Überlebenskampf im Kinderzimmer
Zocken bis zum Sitzenbleiben. Wie kaum ein Videospiel zuvor zieht Fortnite junge Menschen in seinen Bann. Warum?

Foto: Epic Games
Amar schreit vor Wut, er schlägt mit voller Wucht auf seine Playstation ein. Jener Amar, den alle in der Klasse für seine ruhige Art schätzen, der wirkt, als könne er keiner Fliege etwas zuleide tun. „Ich habe ‚Fortnite‘ gespielt und verloren. Da kam dieses Geräusch, wenn man getötet wird. Das hat mich so aggressiv gemacht, also habe ich auf meine Playstation eingeschlagen, bis es weg war.“ Und die Playstation kaputt. In ruhigem Ton erzählt das der 14-jährige Bub, der in Wirklichkeit anders heißt.

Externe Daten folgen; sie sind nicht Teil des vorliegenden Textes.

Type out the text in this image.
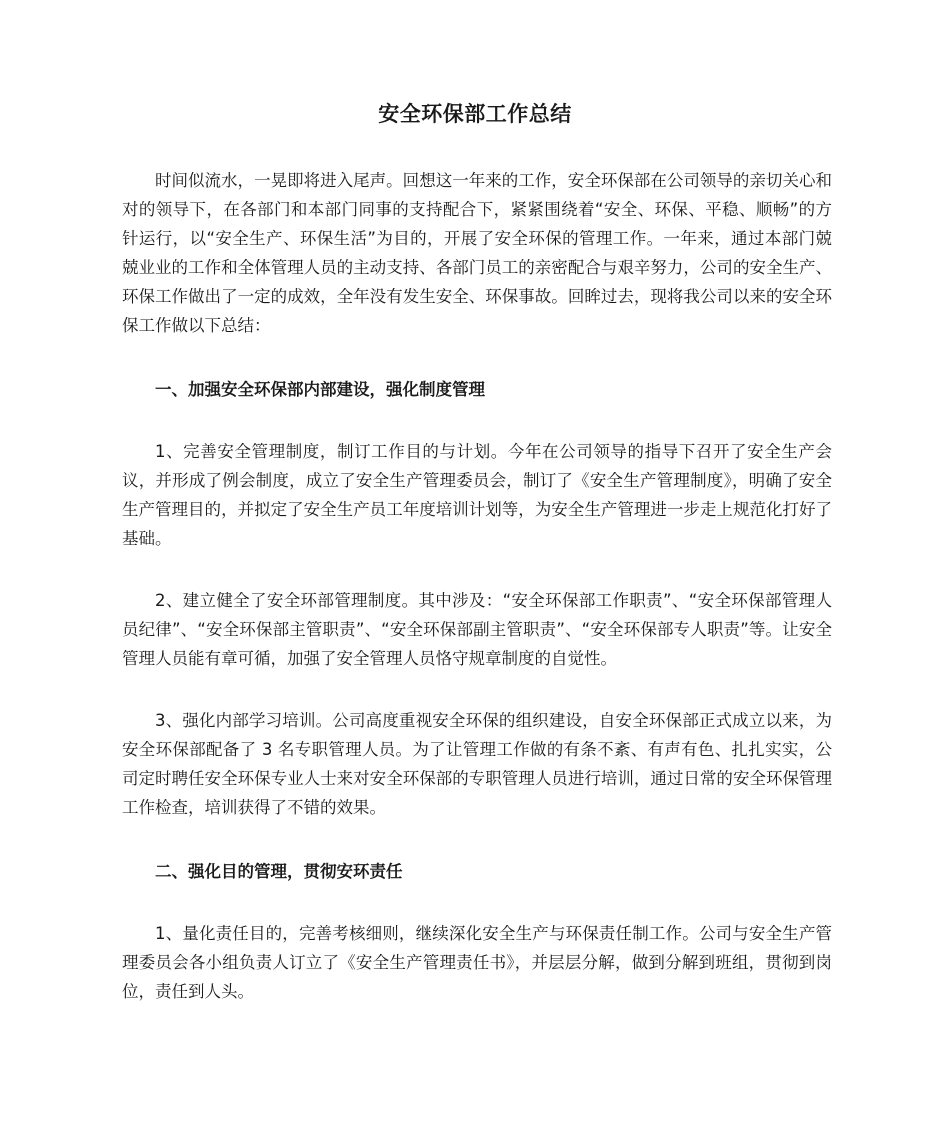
安全环保部工作总结

时间似流水，一晃即将进入尾声。回想这一年来的工作，安全环保部在公司领导的亲切关心和对的领导下，在各部门和本部门同事的支持配合下，紧紧围绕着“安全、环保、平稳、顺畅”的方针运行，以“安全生产、环保生活”为目的，开展了安全环保的管理工作。一年来，通过本部门兢兢业业的工作和全体管理人员的主动支持、各部门员工的亲密配合与艰辛努力，公司的安全生产、环保工作做出了一定的成效，全年没有发生安全、环保事故。回眸过去，现将我公司以来的安全环保工作做以下总结：

一、加强安全环保部内部建设，强化制度管理

1、完善安全管理制度，制订工作目的与计划。今年在公司领导的指导下召开了安全生产会议，并形成了例会制度，成立了安全生产管理委员会，制订了《安全生产管理制度》，明确了安全生产管理目的，并拟定了安全生产员工年度培训计划等，为安全生产管理进一步走上规范化打好了基础。

2、建立健全了安全环部管理制度。其中涉及：“安全环保部工作职责”、“安全环保部管理人员纪律”、“安全环保部主管职责”、“安全环保部副主管职责”、“安全环保部专人职责”等。让安全管理人员能有章可循，加强了安全管理人员恪守规章制度的自觉性。

3、强化内部学习培训。公司高度重视安全环保的组织建设，自安全环保部正式成立以来，为安全环保部配备了 3 名专职管理人员。为了让管理工作做的有条不紊、有声有色、扎扎实实，公司定时聘任安全环保专业人士来对安全环保部的专职管理人员进行培训，通过日常的安全环保管理工作检查，培训获得了不错的效果。

二、强化目的管理，贯彻安环责任

1、量化责任目的，完善考核细则，继续深化安全生产与环保责任制工作。公司与安全生产管理委员会各小组负责人订立了《安全生产管理责任书》，并层层分解，做到分解到班组，贯彻到岗位，责任到人头。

Ein Jahr danach blickt er gelassen auf die Zeit zurück. Amar wiederholt die dritte Klasse einer Wiener AHS. Heuer hat er gute Noten, kein Grund zur Sorge. Wenn er aber an das Schuljahr davor denkt, muss er selbst den Kopf schütteln: „Ich bin wegen ‚Fortnite‘ sitzengeblieben, ich habe den ganzen Tag nur gespielt, zehn Stunden lang.“ In der Schule war Amar teilnahmslos, müde, unmotiviert. Sobald er nach Hause kam, setzte er sich vor die Playstation, um „Fortnite“ zu spielen. „Fortnite“ ist ein sogenanntes Survival-Game, ein Computerspiel aus den USA, das seit 2017 Kinder und Jugendliche weltweit begeistert.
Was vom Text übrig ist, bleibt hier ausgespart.